This policy brief summarises the insights conducted under the CECILIA2050 project on the international dimensions of EU climate policy. The aims of the research were to understand the economic and political interactions between EU policies and the rest of the world, assess the effectiveness of these measures and determine the legal and political feasibility of policy responses in regards to diminishing the risk of carbon leakage.
Five key conclusions can be drawn from the research.
- Conclusion 1: In a fragmented world, ambitious emissions reduction policies by sub-global coalitions may have difficulties achieving the “two degrees” target.
- Conclusion 2: In a fragmented world, without comparable policies in the rest of the world, the effect of ambitious EU climate policy on the competitiveness of energy-intensive and trade-exposed sectors may be negative in the long run.

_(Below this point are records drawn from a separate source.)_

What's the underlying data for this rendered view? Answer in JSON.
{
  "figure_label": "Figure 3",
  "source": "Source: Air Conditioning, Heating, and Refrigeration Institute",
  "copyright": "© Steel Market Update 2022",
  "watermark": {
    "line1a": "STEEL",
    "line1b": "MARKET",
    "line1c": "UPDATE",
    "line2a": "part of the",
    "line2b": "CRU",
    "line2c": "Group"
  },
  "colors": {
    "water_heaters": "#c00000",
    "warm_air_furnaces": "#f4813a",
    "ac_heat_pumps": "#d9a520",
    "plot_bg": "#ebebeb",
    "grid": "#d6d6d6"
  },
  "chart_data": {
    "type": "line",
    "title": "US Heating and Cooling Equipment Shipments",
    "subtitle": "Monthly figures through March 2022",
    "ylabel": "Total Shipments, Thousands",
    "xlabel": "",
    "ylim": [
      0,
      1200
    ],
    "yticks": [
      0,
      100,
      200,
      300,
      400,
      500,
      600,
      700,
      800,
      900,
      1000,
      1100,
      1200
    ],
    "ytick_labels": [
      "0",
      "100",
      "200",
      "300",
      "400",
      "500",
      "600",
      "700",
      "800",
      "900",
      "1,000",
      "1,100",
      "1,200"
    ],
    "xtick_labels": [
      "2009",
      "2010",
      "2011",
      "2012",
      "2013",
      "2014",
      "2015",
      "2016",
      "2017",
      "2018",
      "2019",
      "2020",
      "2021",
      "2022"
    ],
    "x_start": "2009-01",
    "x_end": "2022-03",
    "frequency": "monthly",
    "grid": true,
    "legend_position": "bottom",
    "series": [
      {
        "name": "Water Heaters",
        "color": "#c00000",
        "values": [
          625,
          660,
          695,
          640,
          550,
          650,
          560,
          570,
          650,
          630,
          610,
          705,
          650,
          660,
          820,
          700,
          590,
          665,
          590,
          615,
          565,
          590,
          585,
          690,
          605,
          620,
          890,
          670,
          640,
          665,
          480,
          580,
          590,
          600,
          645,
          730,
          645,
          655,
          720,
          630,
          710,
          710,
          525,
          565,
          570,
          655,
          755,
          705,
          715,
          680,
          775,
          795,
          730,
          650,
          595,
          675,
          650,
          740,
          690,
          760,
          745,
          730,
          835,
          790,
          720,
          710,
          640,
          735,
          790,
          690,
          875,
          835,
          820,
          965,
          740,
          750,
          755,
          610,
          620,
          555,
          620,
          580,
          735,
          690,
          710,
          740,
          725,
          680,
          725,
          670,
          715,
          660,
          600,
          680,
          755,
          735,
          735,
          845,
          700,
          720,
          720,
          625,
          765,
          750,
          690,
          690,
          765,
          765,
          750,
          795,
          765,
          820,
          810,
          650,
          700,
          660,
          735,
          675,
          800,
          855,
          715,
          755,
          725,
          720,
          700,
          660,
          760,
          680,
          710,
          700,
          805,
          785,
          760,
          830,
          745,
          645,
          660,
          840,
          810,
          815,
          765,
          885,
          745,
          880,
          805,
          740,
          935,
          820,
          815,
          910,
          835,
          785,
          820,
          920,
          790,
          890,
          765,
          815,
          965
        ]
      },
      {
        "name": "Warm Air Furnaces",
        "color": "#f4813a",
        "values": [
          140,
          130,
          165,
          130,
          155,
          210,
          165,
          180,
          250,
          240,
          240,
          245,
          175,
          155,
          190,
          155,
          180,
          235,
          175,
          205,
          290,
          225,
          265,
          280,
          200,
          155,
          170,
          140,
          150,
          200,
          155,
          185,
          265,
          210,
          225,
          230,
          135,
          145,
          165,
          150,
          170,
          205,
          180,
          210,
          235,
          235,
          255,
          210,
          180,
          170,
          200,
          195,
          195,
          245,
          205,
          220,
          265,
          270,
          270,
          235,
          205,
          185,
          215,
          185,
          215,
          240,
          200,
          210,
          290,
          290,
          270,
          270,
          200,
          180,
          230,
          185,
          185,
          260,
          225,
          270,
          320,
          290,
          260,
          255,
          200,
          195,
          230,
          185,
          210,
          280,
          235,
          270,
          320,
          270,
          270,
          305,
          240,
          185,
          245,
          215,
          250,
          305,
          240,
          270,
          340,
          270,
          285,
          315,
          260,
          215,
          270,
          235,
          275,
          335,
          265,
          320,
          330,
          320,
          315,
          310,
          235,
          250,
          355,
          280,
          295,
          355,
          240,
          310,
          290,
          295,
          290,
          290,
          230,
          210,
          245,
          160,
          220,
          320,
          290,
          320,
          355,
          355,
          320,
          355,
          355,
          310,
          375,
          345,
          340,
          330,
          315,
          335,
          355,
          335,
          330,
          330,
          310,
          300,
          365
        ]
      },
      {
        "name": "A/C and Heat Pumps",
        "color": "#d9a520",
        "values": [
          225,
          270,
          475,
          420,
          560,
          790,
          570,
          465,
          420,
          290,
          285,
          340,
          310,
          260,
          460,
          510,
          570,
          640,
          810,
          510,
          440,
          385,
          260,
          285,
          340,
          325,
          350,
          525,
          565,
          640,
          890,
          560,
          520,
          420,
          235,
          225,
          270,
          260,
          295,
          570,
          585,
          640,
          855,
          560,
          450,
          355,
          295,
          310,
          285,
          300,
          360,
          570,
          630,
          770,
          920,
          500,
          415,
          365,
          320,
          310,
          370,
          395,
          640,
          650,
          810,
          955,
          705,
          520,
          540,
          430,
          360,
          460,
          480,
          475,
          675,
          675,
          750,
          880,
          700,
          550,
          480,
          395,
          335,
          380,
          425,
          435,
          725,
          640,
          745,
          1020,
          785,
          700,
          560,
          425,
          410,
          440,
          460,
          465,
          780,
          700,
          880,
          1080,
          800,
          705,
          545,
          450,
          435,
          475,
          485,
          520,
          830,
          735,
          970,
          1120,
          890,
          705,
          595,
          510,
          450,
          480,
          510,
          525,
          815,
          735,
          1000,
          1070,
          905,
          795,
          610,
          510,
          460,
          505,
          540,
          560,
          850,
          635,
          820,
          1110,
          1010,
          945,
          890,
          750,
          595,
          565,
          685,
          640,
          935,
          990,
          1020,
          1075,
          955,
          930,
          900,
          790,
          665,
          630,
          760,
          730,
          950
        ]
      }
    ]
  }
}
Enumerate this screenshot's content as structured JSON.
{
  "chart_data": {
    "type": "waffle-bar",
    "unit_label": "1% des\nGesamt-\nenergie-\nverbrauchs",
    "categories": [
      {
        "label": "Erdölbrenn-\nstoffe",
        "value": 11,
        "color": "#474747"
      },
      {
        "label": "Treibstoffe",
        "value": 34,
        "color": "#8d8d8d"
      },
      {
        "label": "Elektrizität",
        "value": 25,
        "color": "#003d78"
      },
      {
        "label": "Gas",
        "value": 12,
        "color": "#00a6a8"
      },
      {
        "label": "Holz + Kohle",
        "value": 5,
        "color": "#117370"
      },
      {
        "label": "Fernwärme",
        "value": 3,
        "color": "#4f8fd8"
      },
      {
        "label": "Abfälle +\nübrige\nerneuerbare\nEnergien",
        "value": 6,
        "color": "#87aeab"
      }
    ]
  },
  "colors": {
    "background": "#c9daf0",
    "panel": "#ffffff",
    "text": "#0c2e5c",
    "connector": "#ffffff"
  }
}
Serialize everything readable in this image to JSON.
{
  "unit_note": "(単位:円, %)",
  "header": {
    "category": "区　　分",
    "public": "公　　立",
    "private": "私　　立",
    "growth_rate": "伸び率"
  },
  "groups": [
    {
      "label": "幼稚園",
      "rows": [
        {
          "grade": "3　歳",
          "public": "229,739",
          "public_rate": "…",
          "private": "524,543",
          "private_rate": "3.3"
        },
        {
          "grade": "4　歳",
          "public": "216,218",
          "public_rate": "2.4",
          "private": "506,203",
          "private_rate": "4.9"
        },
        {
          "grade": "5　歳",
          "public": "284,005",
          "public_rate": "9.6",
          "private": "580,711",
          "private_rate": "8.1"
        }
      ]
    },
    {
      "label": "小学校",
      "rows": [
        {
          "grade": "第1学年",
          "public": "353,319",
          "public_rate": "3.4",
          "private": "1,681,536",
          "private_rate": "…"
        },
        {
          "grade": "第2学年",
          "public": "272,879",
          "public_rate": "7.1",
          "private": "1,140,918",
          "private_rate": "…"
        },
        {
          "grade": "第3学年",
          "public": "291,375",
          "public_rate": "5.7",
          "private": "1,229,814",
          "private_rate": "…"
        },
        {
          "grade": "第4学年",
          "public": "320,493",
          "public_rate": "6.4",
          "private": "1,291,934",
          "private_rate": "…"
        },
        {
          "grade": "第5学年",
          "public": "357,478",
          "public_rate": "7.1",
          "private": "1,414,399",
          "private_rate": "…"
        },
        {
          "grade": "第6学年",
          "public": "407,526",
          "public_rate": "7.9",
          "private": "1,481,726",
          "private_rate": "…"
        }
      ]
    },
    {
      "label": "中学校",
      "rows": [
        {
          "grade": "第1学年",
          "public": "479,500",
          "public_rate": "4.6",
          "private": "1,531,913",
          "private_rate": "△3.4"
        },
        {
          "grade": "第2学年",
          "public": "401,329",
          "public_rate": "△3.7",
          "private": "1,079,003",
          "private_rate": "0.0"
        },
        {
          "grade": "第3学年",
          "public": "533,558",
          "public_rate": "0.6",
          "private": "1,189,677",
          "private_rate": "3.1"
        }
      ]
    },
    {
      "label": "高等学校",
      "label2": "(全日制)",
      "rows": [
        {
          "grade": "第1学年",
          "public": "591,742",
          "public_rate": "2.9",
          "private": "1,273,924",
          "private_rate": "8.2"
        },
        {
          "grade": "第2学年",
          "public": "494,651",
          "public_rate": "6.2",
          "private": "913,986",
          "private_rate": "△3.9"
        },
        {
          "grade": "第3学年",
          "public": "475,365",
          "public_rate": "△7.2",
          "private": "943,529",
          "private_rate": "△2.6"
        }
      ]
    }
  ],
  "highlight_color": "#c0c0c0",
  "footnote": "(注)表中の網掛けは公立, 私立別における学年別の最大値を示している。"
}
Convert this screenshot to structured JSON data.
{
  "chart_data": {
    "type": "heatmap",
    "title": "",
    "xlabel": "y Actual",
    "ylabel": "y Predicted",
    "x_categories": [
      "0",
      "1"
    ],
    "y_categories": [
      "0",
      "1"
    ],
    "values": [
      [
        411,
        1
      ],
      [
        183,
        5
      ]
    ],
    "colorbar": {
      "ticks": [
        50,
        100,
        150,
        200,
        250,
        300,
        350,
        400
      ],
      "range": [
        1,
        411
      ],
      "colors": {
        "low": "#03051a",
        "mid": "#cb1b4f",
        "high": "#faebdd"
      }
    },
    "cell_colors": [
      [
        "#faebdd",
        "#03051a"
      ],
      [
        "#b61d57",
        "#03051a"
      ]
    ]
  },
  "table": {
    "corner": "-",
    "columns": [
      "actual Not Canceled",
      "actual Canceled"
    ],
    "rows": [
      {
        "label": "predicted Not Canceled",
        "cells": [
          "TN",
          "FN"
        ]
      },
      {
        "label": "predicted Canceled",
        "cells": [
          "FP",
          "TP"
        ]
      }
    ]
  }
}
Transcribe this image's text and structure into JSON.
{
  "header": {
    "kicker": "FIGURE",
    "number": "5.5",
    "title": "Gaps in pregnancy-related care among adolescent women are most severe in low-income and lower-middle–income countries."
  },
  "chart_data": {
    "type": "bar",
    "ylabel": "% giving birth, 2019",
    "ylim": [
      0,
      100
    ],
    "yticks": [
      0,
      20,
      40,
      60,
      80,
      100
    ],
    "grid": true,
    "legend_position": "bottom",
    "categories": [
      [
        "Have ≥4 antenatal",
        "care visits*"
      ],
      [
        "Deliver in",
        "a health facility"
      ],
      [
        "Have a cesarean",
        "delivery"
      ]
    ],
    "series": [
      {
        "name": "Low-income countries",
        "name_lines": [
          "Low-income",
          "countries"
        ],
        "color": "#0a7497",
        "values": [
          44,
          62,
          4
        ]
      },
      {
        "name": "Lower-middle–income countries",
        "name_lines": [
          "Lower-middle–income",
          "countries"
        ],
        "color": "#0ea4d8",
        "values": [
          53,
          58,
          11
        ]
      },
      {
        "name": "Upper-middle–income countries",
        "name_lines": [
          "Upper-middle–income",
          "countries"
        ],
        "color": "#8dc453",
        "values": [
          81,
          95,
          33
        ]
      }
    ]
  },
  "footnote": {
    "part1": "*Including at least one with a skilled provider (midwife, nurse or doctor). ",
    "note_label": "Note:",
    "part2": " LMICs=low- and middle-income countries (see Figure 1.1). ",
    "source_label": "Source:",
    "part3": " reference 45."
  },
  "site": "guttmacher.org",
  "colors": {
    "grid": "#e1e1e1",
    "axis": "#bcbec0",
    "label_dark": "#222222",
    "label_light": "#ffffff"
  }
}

- Conclusion 3: Current and proposed anti-leakage measures are not ‘optimal’ in all respects.
- Conclusion 4: The best way to mitigate carbon leakage and loss of competitiveness in the long run is to promote low-carbon innovation in industry.
- Conclusion 5: Promoting low-carbon innovation in industry may be the best policy to enhance the international competitiveness of the entire EU industry and may provide a first-mover advantage.
More detailed results can be found in the reports on the international context and carbon leakage that underlie this policy brief.